What I cared most about, my precious kitties, were fine. Thank the high heavens. The oldest one had hidden in a closet and the other two, by some miracle, had chosen to stay inside the house instead of running out the open front door. Part of me likes to think that the person/people who decided to relieve me of my belongings had a soft spot for animals and made sure they stayed inside. This is unlikely but I like to hang on to that bit of positivity.

Needless to say, the experience absolutely shook me. I felt violated. Sick to my stomach. Unable to breathe at times. The space that is supposed to be safe, provide me with comfort, be a haven of happy memories… was forever changed. Damaged. I’ll be the first to admit that where I lived at the time was not the greatest of neighborhoods, so my sense of safety was always on higher alert, but that doesn’t excuse or justify what happened. I couldn’t sleep there anymore but being away from my animals made me constantly worry for them and worry that someone might come back to take even more. Eventually a friend agreed to take care of my animals until I could have them live with me again. I will forever be extremely grateful to her.

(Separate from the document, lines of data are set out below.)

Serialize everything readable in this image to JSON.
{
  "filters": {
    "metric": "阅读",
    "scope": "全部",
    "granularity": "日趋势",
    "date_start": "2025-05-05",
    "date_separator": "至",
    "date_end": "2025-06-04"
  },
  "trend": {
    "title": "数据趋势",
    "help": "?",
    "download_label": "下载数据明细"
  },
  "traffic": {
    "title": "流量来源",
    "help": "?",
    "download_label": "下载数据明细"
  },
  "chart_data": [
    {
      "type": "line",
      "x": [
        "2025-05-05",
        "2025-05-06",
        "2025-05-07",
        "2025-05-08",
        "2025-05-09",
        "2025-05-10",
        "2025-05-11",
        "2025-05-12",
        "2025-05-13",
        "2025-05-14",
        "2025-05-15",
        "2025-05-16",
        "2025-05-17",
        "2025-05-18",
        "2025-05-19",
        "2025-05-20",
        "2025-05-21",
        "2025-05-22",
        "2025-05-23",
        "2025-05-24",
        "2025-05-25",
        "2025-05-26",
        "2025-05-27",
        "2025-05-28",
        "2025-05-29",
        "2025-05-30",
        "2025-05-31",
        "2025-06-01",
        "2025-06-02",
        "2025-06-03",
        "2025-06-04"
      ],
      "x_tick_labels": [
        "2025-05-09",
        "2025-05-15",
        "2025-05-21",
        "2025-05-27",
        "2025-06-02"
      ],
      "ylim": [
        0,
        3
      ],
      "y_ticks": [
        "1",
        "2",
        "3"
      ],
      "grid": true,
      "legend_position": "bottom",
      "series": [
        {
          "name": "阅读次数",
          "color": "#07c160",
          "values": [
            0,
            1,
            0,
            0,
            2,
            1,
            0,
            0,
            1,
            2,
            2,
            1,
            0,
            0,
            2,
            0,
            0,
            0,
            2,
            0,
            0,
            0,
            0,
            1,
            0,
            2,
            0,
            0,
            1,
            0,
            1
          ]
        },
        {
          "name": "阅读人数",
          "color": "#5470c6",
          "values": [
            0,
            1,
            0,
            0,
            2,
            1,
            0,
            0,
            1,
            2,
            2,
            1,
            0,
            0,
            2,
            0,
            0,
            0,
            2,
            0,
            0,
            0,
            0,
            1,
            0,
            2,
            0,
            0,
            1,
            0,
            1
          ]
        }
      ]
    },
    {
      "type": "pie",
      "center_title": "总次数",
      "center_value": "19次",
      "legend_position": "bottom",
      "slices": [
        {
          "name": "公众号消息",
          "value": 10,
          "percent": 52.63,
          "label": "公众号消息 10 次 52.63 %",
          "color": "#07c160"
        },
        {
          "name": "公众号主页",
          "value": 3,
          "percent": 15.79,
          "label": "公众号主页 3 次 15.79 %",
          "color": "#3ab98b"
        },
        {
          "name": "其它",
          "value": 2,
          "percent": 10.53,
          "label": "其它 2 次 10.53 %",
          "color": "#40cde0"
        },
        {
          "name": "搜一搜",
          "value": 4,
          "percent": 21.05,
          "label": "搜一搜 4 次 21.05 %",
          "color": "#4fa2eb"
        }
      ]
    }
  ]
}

As a matter of pure luck, I had signed up for renter’s insurance very shortly before this incident happened. While the insurance agent was great in helping me determine the value of my belongings and provided some financial help to re-purchase what I had lost, it didn’t provide me with any real sense of peace. With the help of my loving dad, I forked over the hefty fee to break my lease and moved out of the duplex soon afterward. All of my worldly possessions lived in a storage unit until my partner and I moved in together that summer.

I would like to say that this experience taught me not to care about physical possessions. That they’re not worth investing energy into. That only immaterial things are what are important in life. You can’t take it with you, after all. Those are valid points with their own truths, but that is not my takeaway message here. Many of the things in our homes link to precious memories – time spent with family, travel, childhood experiences, other things that make our home feel like a home and not just a house. Right or wrong, good or bad, there is emotion invested in them. But that is where the real value lies – in the memories.

What this did teach me, however, is just how amazing people are. The officers, investigators, etc. who helped me through this were fantastic – supportive, informative, and helped me get exactly what I needed. While my belongings were never recovered, I know they did their best. A few of my friends were phenomenal during this ordeal – being with me at my place as I dealt with everything that day, taking care of my animals, helping me pack boxes and move, etc. You know who loves you when a crisis happens. Most importantly my partner. I can’t imagine how I would have gotten through any of this without her. She was able to be strong when I couldn’t be and help me make decisions when I had too many worries floating through my head.

At almost two years later, I sometimes forget this even happened. There are moments, like when I’m sick and want to watch a certain ‘comfort movie’ only to realize that I no longer own it. Or evenings when my partner is out of town and I am home alone when I notice my anxiety a little more heightened. But mostly those moments are few and far between. I am grateful that I wasn’t home when the theft happened, that I have been able to heal from feelings of being violated, and there are always people out there who are willing and able to help in times of need. That beats being able to watch my favorite movies any day.